He had not, however, a great many thoughts to give to this sorrow, for
he was thinking continually of the bright apparition of the afternoon.
When he went to his room to get ready for tea he fell into a muse,
looking over the fields and woods to the distant glimpse of blue water
he could see from his window. When he came down to the evening meal, he
found himself wondering foolishly upon what food the child lost in the
sea had fed while she grew so rapidly to a woman's stature. The present
meal was such as fell to the daily lot of that household. In homely blue
delft cups a dozen or more eggs were ranged beside high stacks of
buttered toast, rich and yellow. The butter, the jugs of yellow cream,
the huge platter heaped with wild raspberries--as each of these met his
eye he was wondering if the sea-maid ever ate such food, or if her diet
was more delicate.
"Am I going mad?" he thought to himself. The suspicion was depressing.
Three hours after, Caius sough his father as the old man was making his
nightly tour of the barns and stables. By way of easing his own sense of
responsibility he had decided to tell his father what he had seen, and
his telling was much like such confession of sins as many people make,
soothing their consciences by an effort that does not adequately reveal
the guilt to the listener.
Caius came up just as his father was locking the stable door.
"Look here, father; wait a minute. I have something to say. I saw a very
curious thing down at the shore to-day, but I don't want you to tell
mother, or Mabel, or the men."
The old man stood gravely expectant. The summer twilight just revealed
the outline of his thin figure and ragged hair and beard.

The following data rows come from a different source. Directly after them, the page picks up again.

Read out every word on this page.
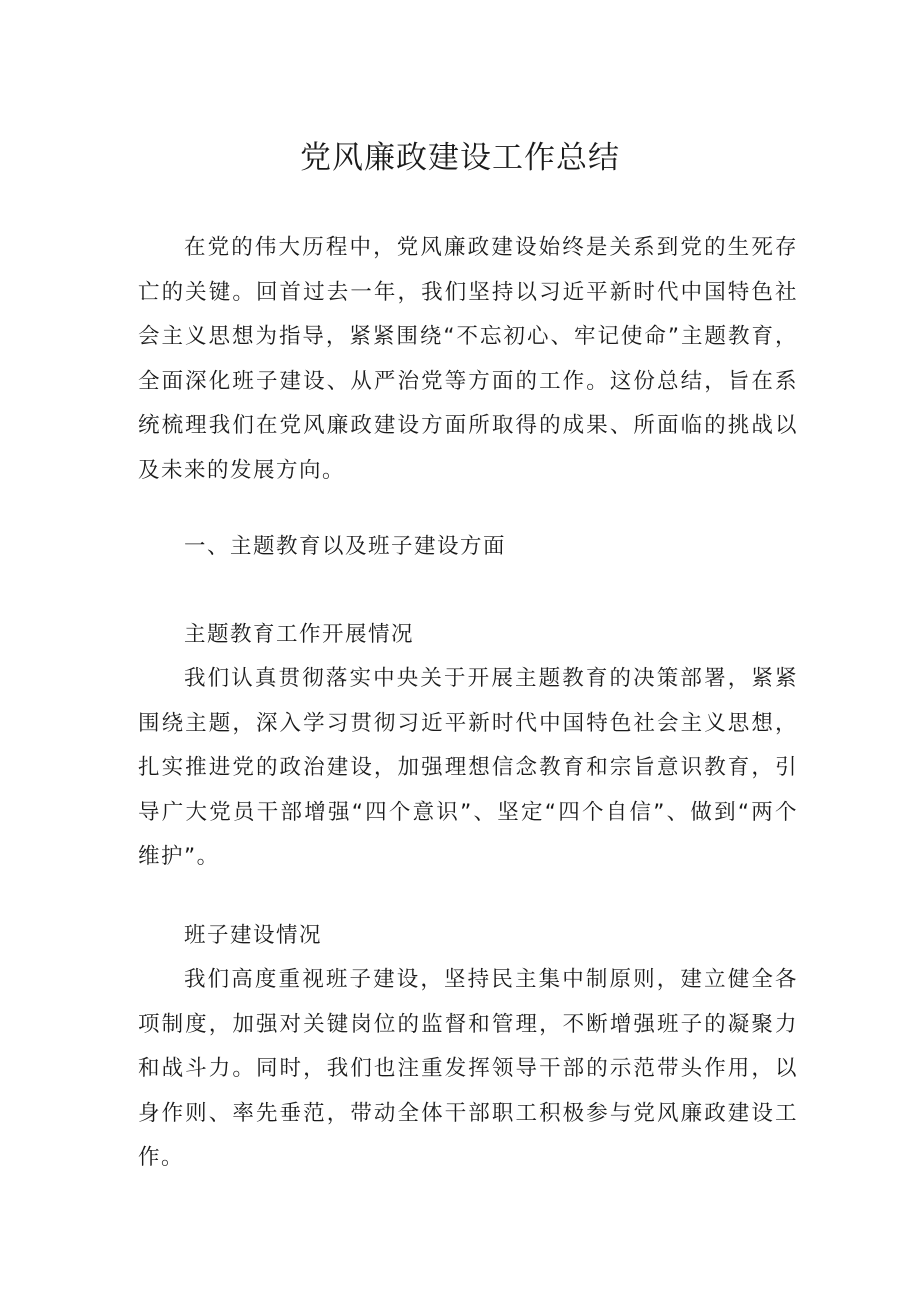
党风廉政建设工作总结

在党的伟大历程中，党风廉政建设始终是关系到党的生死存亡的关键。回首过去一年，我们坚持以习近平新时代中国特色社会主义思想为指导，紧紧围绕“不忘初心、牢记使命”主题教育，全面深化班子建设、从严治党等方面的工作。这份总结，旨在系统梳理我们在党风廉政建设方面所取得的成果、所面临的挑战以及未来的发展方向。

一、主题教育以及班子建设方面

主题教育工作开展情况

我们认真贯彻落实中央关于开展主题教育的决策部署，紧紧围绕主题，深入学习贯彻习近平新时代中国特色社会主义思想，扎实推进党的政治建设，加强理想信念教育和宗旨意识教育，引导广大党员干部增强“四个意识”、坚定“四个自信”、做到“两个维护”。

班子建设情况

我们高度重视班子建设，坚持民主集中制原则，建立健全各项制度，加强对关键岗位的监督和管理，不断增强班子的凝聚力和战斗力。同时，我们也注重发挥领导干部的示范带头作用，以身作则、率先垂范，带动全体干部职工积极参与党风廉政建设工作。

"It was in the water swimming about, making darts here and there like a
big trout. Its body was brown, and it looked as if it had horny balls
round its neck; and its head, you know, was like a human being's."
"I never heard tell of a fish like that, Caius. Was it a porpoise?"

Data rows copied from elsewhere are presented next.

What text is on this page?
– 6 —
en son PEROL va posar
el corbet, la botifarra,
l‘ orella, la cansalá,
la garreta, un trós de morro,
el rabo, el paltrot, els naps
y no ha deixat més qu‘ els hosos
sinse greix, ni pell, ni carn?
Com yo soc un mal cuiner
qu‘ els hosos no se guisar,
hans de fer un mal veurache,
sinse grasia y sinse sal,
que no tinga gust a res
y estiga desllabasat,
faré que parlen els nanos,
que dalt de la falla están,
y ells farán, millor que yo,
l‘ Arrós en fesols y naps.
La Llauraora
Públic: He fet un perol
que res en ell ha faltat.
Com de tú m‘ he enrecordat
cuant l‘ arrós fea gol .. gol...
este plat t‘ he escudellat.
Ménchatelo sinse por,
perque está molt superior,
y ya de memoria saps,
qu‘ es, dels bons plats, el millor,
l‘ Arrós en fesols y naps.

"Well, I suppose I know what a porpoise is like."
"About how large was it?" said the elder man, abandoning the porpoise
theory.
"I should think about five or six feet long."
"As long as that? Did it look as if it could do any harm?"
"No; I should think it was harmless; but, father, I tell you its head
looked like a person's head."
"Was it a shark with a man stuck in its throat?"
"N--n--no." Not liking to deny this ingenious suggestion too promptly,
he feigned to consider it. "It wasn't a dead man's head; it was like a
live woman's head."
"I never heard of sharks coming near shore here, any way," added the old
man. "What distance was it off--half a mile?"
"It came between me and the little island off which we lost baby Day. It
lay half-way between the island and the shore."
The old man was not one to waste words. He did not remark that in that
case Caius must have seen the creature clearly, for it went without
saying.
"Pity you hadn't my gun," he said.
Caius inwardly shuddered, but because he wished to confide as far as he
might, he said outwardly: "I shouldn't have liked to shoot at it; its
face looked so awfully human, you know."
"Yes," assented the elder, who had a merciful heart "it's wonderful what
a look an animal has in its eyes sometimes." He was slowly shuffling
round to the next door with his keys. "Well, I'm sure, my lad, I don't
know what it could ha' been, unless 'twas some sort of a porpoise."
"We should be quite certain to know if there was any woman paying a
visit hereabout, shouldn't we? A woman couldn't possibly swim across the
bay."
"Woman!" The old man turned upon him sternly. "I thought you said it was
a fish."
"I said she _swam_ like a fish. She might have been a woman dressed in
a fish-skin, perhaps; but there isn't any woman here that could possibly
be acting like that--and old Morrison told me the same thing was about
the shore the summer before he died."
His father still looked at him sharply. "Well, the question is, whether
the thing you saw was a woman or a fish, for you must have seen it
pretty clear, and they aren't alike, as far as I know."
Caius receded from the glow of confidence. "It lay pretty much under the
water, and wasn't still long at a time."
The old man looked relieved, and in his relief began to joke. "I was
thinking you must have lost your wits, and thought you'd seen a
mermaid," he chuckled.
"I'd think it was a mermaid in a minute"--boldly--"if there were such
things."
Caius felt relieved when he had said this, but the old man had no very
distinct idea in his mind attached to the mythical word, so he let go
the thought easily.
"Was it a dog swimming?"
"No," said Caius, "it wasn't a dog."
"Well, I give it up. Next time you see it, you'd better come and fetch
the gun, and then you can take it to the musee up at your college, and
have it stuffed and put in a case, with a ticket to say you presented
it. That's all the use strange fish are that I know of."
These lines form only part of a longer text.